A Covid Stocktake

The following article from Spectator Australia

In an article in the Epoch Times on 9 September, Julie Ponesse tells Canada’s students that Covid control measures by university administrations ‘will stop as soon as you say “no”’. Moments we should all have said no were when our communities were put under house arrest, citizens were banned from the bedside of dying family members and the healing rituals of funerals (remember a masked Queen sitting all alone at her husband’s service?), police prevented us enjoying health-sustaining access to beaches and parks and governments and corporations mandated facemasks, QR codes and digital vaccine certificates: all self-harms done supposedly for the greater good.

The lockdown and vaccine narratives are falling apart at the seams. Canada’s new opposition leader Pierre Poilievre is staunchly libertarian, anti-lockdown and anti-vaccination mandates who supported the truckers’ Freedom Convoy. My jaw is still on the floor after hearing Jacinda Ardern say ‘we all just need to respect people’s individual decisions’. In the UK, former chancellor Rishi Sunak’s break from official policy led Liz Truss to rule out future lockdowns. On 11 August, the CDC’s revised guidance returned much of the responsibility for risk reduction from institutions to individuals and shifted from sweeping population-wide precautions to targeted advice for vulnerable groups. ‘The effects of lockdown may now be killing more people than are dying of Covid’, says the UK Telegraph, including a rise in the rate of prostate cancer deaths from 7 to 26 per cent. The mainstream Financial Times reports the US decision to roll out new booster shots without clinical testing on humans – already dubbed the mouse vaccine by some – could undermine public trust and deepen vaccine hesitancy.

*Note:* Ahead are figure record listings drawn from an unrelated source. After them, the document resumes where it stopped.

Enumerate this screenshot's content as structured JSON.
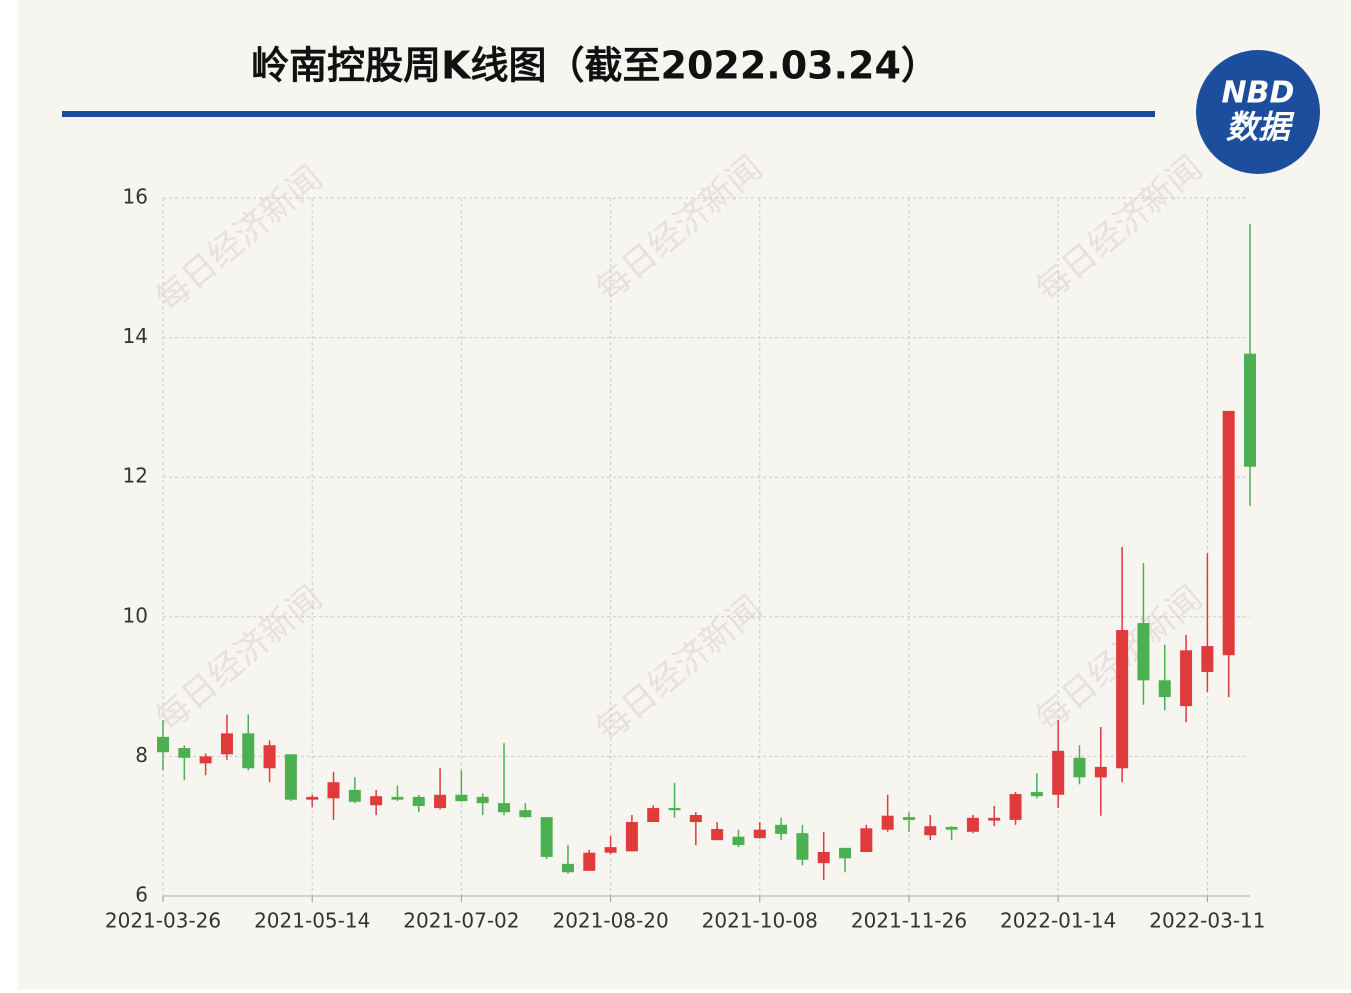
{
  "chart_data": {
    "type": "candlestick",
    "title": "岭南控股周K线图（截至2022.03.24）",
    "brand": {
      "top": "NBD",
      "bottom": "数据"
    },
    "watermark": "每日经济新闻",
    "categories": [
      "2021-03-26",
      null,
      null,
      null,
      null,
      null,
      null,
      "2021-05-14",
      null,
      null,
      null,
      null,
      null,
      null,
      "2021-07-02",
      null,
      null,
      null,
      null,
      null,
      null,
      "2021-08-20",
      null,
      null,
      null,
      null,
      null,
      null,
      "2021-10-08",
      null,
      null,
      null,
      null,
      null,
      null,
      "2021-11-26",
      null,
      null,
      null,
      null,
      null,
      null,
      "2022-01-14",
      null,
      null,
      null,
      null,
      null,
      null,
      "2022-03-11",
      null,
      null
    ],
    "open": [
      8.28,
      8.12,
      7.9,
      8.03,
      8.33,
      7.83,
      8.03,
      7.38,
      7.4,
      7.52,
      7.3,
      7.42,
      7.42,
      7.26,
      7.45,
      7.42,
      7.33,
      7.23,
      7.13,
      6.46,
      6.36,
      6.62,
      6.64,
      7.06,
      7.26,
      7.06,
      6.8,
      6.85,
      6.83,
      7.02,
      6.9,
      6.47,
      6.69,
      6.63,
      6.95,
      7.13,
      6.87,
      6.99,
      6.92,
      7.08,
      7.09,
      7.49,
      7.45,
      7.98,
      7.7,
      7.83,
      9.91,
      9.09,
      8.72,
      9.21,
      9.45,
      13.77
    ],
    "high": [
      8.52,
      8.16,
      8.04,
      8.6,
      8.6,
      8.23,
      8.03,
      7.45,
      7.78,
      7.7,
      7.52,
      7.58,
      7.45,
      7.83,
      7.8,
      7.47,
      8.19,
      7.33,
      7.13,
      6.73,
      6.66,
      6.86,
      7.16,
      7.3,
      7.62,
      7.2,
      7.06,
      6.95,
      7.06,
      7.12,
      7.02,
      6.92,
      6.69,
      7.02,
      7.45,
      7.2,
      7.16,
      7.0,
      7.16,
      7.29,
      7.49,
      7.76,
      8.52,
      8.16,
      8.42,
      11.0,
      10.77,
      9.6,
      9.74,
      10.91,
      12.95,
      15.63
    ],
    "low": [
      7.8,
      7.66,
      7.73,
      7.95,
      7.8,
      7.63,
      7.36,
      7.27,
      7.09,
      7.33,
      7.16,
      7.36,
      7.2,
      7.24,
      7.35,
      7.16,
      7.16,
      7.12,
      6.53,
      6.32,
      6.36,
      6.6,
      6.64,
      7.06,
      7.12,
      6.73,
      6.8,
      6.7,
      6.82,
      6.8,
      6.44,
      6.23,
      6.34,
      6.63,
      6.92,
      6.92,
      6.8,
      6.8,
      6.9,
      7.0,
      7.02,
      7.4,
      7.26,
      7.6,
      7.15,
      7.63,
      8.74,
      8.66,
      8.49,
      8.92,
      8.85,
      11.59
    ],
    "close": [
      8.06,
      7.98,
      8.0,
      8.33,
      7.83,
      8.16,
      7.38,
      7.42,
      7.63,
      7.35,
      7.43,
      7.38,
      7.29,
      7.45,
      7.36,
      7.33,
      7.2,
      7.13,
      6.56,
      6.34,
      6.62,
      6.7,
      7.06,
      7.26,
      7.23,
      7.16,
      6.96,
      6.73,
      6.95,
      6.89,
      6.52,
      6.63,
      6.54,
      6.97,
      7.15,
      7.09,
      7.0,
      6.95,
      7.12,
      7.12,
      7.46,
      7.43,
      8.08,
      7.7,
      7.85,
      9.81,
      9.09,
      8.85,
      9.52,
      9.58,
      12.95,
      12.15
    ],
    "up_color": "#e03a3a",
    "down_color": "#4caf50",
    "ylim": [
      6,
      16
    ],
    "yticks": [
      6,
      8,
      10,
      12,
      14,
      16
    ],
    "grid": true
  }
}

In Australia the push to end all special Covid measures is led by NSW Premier Dominic Perrotet against stiff resistance from some states and experts who insist there’s ‘no scientific basis’ to end them. What scientific basis was there to introduce them, pray tell? Last year, UK ‘experts’ warned Boris Johnson of catastrophe unless he cancelled his planned ending of restrictions and Anthony Fauci warned of disasters in states that rejected his recommended restrictions. Both were proven dead wrong.

In a press briefing on 6 September, White House Covid response coordinator Dr Ashish Jha explained people can get their flu and Covid booster vaccines in one visit: ‘I really believe this is why God gave us two arms – one for the flu shot and the other one for the Covid shot’. Was this a Freudian slip revealing the religious dogma that lies behind Covid policy? Used in ancient and medieval times, mass closures were discredited in Western epidemiology in the last century and replaced by the concept of herd immunity built through naturally-acquired and vaccine-induced infections. An analysis by Michael Senger concludes that, based on bioterrorism fears in the national security community after 9/11, the CDC had insinuated China’s lockdown measures during the Sars epidemic as US federal policy by January 2004. They called it ‘social distancing’ to disguise its origins.

Debbie Lerman has distilled a lockdown blueprint centred on a relentless fear campaign reinforced by stressing uniqueness, worst-case scenarios, not knowing what to expect and ‘we’re all equally at risk’, on the one hand; and the abandonment of all previous policies in favour of universal mandates to isolate, test, trace, mask up, vaccinate and so on on the other. Based mostly in junk science, they terrified the people into demanding draconian ‘health’ measures whose primary, intended purpose was to cynically exploit emotional distress to ensure compliance with unprecedented, untested, ineffective and destructive policy interventions. They succeeded.

Covid poses such miniscule risk to children that vaccinating them is ‘all risk, no benefit’. Denmark banned vaccines for healthy under-18s from 1 July. Yet on 19 July, Australia’s Therapeutic Goods Administration (TGA) granted provisional approval for administering Spikevax vaccines to children aged 0.5–5 years. NSW Health data show 99.9 per cent of Covid-related deaths in the last six months were among adults despite over 95 per cent being vaccinated and 68 per cent being boosted.

An article in the British Medical Journal shows 12 to 15-year-old healthy boys are four times more at risk of myocarditis after a second Pfizer vaccine than of hospital admission for Covid. A new study in preprint estimates that to prevent just one Covid hospitalisation in 18-29 year olds (university age), 22,000-30,00 previously uninfected must be boosted. But for every one hospitalisation prevented, there are 18 to 98 serious adverse events. A complementary peer-reviewed article in Vaccine seems to suggest, albeit tentatively, that added risks of serious adverse events are 2.4 and 4.4 times higher than the reduced risk of hospitalisation for Moderna and Pfizer vaccines. Some experts point to a worrying trend of rising excess mortality among under-14s in 28 European countries. A study of almost 900,000 5 to 11-year-old children in North Carolina (New England Journal of Medicine) adds to concerns that vaccines don’t just lose their effectiveness within months; they also destroy natural immunity.